According to Aristotle (as noted here), the nature of virtue is to seek a mean or middle between extremes, which is an intermediate state between them.
These contrary extremes are often called vices, but that implies the operation of evil, which is contradictory to the good, and should be completely rejected. It would be better to call the contrary opposites semi-virtues as we shall see.
The issue concerns two goods that are contraries in some way so that preferring the one reduces the other and vice versa. In order to affirm both one must seek an intermediate state between them that balances their legitimate value. Let’s look at an example often used:
With respect to acting in the face of danger, courage is a mean between the excess of rashness and the deficiency of cowardice.
That is to say:
With respect to acting in the face of danger, courage is a mean between acting excessively imprudent, which would be rash, and acting excessively prudent, which would be cowardice. Thus courage is a mean between prudence and imprudence in action.

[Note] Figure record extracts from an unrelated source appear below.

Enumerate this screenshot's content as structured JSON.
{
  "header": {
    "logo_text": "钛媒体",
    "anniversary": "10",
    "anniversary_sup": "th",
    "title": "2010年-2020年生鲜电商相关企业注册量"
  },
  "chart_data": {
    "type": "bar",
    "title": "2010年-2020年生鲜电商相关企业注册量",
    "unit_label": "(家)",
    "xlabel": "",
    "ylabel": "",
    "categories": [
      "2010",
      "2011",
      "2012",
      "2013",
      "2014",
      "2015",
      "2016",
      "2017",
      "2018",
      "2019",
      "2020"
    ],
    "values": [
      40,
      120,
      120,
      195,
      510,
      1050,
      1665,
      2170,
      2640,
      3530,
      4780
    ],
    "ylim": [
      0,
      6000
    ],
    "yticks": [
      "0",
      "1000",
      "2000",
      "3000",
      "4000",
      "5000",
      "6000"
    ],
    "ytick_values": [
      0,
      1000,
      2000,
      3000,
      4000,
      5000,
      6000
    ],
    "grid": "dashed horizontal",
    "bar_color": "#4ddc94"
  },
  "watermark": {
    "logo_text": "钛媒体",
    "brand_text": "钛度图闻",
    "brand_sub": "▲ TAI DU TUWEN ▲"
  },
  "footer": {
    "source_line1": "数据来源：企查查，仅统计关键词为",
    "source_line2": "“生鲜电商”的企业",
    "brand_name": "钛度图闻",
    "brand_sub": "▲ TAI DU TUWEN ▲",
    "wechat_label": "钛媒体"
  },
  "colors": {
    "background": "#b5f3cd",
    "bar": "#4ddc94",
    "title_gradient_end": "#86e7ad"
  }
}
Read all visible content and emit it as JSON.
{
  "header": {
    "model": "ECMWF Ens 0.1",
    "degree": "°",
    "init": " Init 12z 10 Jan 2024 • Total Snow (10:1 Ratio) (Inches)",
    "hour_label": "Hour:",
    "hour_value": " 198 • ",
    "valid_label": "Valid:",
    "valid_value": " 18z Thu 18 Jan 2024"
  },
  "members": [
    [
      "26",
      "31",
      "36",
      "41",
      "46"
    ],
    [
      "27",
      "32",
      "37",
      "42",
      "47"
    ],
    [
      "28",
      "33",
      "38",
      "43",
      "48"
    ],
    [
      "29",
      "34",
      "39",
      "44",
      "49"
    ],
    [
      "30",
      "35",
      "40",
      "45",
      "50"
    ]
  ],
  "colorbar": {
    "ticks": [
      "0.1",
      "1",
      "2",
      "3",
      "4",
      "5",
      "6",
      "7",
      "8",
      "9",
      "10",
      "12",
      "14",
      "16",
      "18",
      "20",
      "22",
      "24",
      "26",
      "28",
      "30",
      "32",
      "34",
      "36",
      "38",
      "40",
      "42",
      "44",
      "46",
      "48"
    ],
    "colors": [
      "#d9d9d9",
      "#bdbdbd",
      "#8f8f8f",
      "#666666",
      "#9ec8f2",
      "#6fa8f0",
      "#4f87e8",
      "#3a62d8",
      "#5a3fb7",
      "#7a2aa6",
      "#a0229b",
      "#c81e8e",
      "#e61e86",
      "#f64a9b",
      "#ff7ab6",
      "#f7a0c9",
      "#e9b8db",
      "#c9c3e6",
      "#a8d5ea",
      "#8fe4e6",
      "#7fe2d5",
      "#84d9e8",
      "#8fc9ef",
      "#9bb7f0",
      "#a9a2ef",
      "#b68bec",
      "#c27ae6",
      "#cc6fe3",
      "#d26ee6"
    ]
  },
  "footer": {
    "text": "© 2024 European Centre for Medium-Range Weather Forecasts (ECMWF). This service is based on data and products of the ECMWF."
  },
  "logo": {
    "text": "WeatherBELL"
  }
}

The contraries of prudence and imprudence are not vices, but neither are they virtues to be affirmed in general. In some way they are excessive, or from the opposite perspective, deficient.
Call them semi-virtues, for they are partially virtuous, but are not fully virtuous by themselves. They are imbalanced alternatives to the real virtues.
This is applicable to political life as well. Liberty and equality are both goods that are opposites in some ways. Liberty allows the inequality of abilities and interests to induce inequality in society. Equality stifles these differences, but that entails a loss of liberty.
Thus liberty and equality are semi-virtues in political life. Political virtue is a mean between these contraries. It doesn’t have a name but is a balance between liberty and equality. It is a centrist politics.
One further note concerning virtue ethics and theology: God has no contrary (one might say it’s nonbeing but that’s another way of saying it’s nothing). So in relation to God, there is no middle state. The problem is not contraries but contradictories: good and evil, righteousness and sinfulness, truth and falsehood. The former is to be unreservedly affirmed, and the latter unreservedly rejected.